Al verano siguiente, en efecto, fue nuestra (o mejor dicho, entró a formar parte de nuestras vidas... y nosotros de la suya). Por un precio algo mayor que el necesario para comprar un coche mediano, obtuvimos un hogar donde vivir... pero en el sentido más total y auténtico de la palabra “hogar” y “vivir”. Yo nací, espiritual e intelectualmente, entre sus alambradas, y me crié, física y emocionalmente, a la luz de su chimenea en invierno, rodeado de amigos, familiares y gente extraña en verano, que venían y se iban, mientras el sol abrasaba el suelo, tostaba nuestros rostros infantiles y marcaba a fuego el destino de una (con)vivencia eterna. Nunca he vivido mejor en otro sitio. Ni creo que pueda hacerlo jamás. Si hay un lugar en el que “vivo vivo” (y es una reiteración intencionada), en donde no hay nada que sobre, nada molesto (excepto ese rumor motorizado, demasiado cercano, que enturbia el silencio y mata el sonido del aire en movimiento...), nada que echar en falta, ni siquiera a nadie (aunque a veces, a veces...), ése lugar corresponde a aquella media hectárea de terreno, anclado entre frutales y a treinta minutos a pie del más próximo núcleo urbano.

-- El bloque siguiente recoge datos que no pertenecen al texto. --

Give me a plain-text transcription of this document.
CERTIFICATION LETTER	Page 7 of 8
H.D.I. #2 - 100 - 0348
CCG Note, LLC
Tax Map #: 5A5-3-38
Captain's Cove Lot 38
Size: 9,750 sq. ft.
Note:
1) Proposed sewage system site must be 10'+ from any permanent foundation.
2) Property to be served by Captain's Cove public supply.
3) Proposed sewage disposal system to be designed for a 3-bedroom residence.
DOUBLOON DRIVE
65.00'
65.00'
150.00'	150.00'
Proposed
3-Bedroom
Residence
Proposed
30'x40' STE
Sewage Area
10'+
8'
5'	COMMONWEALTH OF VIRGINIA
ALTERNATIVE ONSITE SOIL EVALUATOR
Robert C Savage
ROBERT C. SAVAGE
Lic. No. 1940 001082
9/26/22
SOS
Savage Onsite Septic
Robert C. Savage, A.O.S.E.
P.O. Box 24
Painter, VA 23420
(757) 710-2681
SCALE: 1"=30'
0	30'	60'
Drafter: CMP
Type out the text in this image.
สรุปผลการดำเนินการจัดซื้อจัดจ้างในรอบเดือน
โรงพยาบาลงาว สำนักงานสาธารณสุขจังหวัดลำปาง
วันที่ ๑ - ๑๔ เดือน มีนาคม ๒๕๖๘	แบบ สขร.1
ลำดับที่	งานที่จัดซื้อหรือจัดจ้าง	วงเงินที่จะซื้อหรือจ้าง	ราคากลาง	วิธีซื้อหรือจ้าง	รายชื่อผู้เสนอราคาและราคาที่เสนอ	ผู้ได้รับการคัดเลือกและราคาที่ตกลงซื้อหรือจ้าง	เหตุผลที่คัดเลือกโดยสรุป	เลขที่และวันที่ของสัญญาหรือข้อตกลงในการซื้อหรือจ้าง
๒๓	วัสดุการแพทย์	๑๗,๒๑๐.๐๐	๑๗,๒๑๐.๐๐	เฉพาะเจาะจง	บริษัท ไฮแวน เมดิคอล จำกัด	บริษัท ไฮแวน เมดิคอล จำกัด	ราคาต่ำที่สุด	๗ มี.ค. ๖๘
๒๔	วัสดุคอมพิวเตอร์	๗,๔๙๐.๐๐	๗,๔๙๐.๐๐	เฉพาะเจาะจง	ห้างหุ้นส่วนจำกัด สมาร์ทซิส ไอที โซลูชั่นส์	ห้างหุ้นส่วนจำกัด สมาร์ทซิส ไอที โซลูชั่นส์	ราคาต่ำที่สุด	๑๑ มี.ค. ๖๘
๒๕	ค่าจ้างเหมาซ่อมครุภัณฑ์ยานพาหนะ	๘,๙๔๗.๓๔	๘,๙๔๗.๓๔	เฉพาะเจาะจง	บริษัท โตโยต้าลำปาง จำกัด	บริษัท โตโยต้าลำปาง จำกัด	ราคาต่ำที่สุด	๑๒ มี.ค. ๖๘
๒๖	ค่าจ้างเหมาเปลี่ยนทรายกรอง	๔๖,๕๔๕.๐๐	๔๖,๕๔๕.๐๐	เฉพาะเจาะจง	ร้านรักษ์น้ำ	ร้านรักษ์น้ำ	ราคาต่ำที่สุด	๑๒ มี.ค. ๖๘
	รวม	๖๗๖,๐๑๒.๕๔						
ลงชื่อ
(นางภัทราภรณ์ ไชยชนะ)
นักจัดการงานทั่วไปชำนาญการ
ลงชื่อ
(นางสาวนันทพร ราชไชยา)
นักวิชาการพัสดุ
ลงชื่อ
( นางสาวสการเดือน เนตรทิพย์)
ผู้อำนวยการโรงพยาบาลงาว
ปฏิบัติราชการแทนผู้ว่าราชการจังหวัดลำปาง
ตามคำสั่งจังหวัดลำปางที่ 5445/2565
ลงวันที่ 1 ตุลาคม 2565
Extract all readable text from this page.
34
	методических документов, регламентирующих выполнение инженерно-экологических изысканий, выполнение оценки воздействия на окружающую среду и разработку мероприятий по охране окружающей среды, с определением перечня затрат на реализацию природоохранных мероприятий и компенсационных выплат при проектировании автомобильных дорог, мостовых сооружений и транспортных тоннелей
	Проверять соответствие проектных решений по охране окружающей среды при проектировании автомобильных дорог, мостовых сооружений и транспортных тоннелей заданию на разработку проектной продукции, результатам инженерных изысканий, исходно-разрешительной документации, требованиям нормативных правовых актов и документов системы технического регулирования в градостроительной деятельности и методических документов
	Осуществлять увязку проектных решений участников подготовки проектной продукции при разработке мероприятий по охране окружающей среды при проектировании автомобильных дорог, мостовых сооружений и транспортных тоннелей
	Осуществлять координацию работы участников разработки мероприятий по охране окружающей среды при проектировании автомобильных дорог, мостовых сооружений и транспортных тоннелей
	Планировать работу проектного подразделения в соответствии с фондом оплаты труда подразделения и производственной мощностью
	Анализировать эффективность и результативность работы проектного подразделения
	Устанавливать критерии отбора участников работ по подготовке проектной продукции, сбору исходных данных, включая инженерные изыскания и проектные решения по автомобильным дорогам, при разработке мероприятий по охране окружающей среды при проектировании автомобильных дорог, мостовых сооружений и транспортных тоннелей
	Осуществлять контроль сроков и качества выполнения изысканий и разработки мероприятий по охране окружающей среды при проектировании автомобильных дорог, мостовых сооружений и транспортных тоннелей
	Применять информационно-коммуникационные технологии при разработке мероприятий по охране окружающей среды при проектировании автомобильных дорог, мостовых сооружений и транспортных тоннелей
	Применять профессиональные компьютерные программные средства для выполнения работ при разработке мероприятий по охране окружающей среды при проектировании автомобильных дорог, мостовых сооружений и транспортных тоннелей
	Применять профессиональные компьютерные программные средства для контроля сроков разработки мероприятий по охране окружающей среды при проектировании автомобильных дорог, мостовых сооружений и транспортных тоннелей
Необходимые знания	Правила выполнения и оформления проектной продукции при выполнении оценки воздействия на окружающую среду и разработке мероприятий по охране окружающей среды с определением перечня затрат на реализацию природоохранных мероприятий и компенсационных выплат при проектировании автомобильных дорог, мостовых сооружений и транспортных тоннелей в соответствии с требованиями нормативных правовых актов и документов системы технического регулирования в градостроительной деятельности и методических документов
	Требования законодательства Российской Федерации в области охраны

Miro, hoy, lo que ha sido para mí ese reducto, esa fortaleza de cemento y rocas antediluvianas, mis vivencias y junto a ellas las de quienes me importan, y me pregunto, como solemos hacer en ocasiones, qué hubiese sido de mi “yo” en caso de no vivir allí desde los siete años, hasta casi los treinta que ahora tengo. ¿Qué hubiese sucedido si mis padres se hubieran limitado a contemplar los suntuosos palacios en la distancia, sin prestar atención a nada más, dejando allá abajo, en su discreto mutismo blanco, al hogar de los hogares? Son preguntas retóricas, desde luego, pero suscriben el hecho (quiero decir, la percepción, la impresión) de que estamos configurados, todos nosotros, por decisiones, acciones y eventos fortuitos, por ese encadenamiento circunstancial de sucesos y acontecimientos que terminan por desarrollar y establecer nuestras vidas. Qué papel juegan los hados del destino en tal conformación vital es lo que quisiera saber, para determinar, por fin, si mi ligazón al hogar blanco es predestinado, o mero producto fortuito del azar cósmico. Después de todo, y bien mirado, tampoco importa.

Actualmente es poco lo que allí puede encontrar un visitante o un invitado ocasional: una comunidad de gatos, una foresta asilvestrada repleta de árboles frutales y ornamentales, el tapiz de hierbajos, hojas y demás especies vegetales y de otros reinos vivos (hongos, musgos, etc.), una buena provisión de leña, y en el centro, como protegida por sus hermanas verdes, la mole rocosa, de tejas descoloridas y rejas negras en sus minúsculas ventanas. Y, de tanto en tanto, podría distinguir a un individuo larguirucho, que saca del interior de la vivienda una hamaca hecha pedazos, la extiende, coge un libro, se sienta, abre el papiro y echando un vistazo al cielo, a su alrededor, y a los juguetones felinos que retozan junto a sus pies, se enfrasca en la lectura de algo que ignoramos; entretanto, el sol avanza en su recorrido diurno, las nubes corren desde las alturas, la Luna marca el paso de las horas y nieblas de insectos se elevan en la tarde perezosa de principios de febrero.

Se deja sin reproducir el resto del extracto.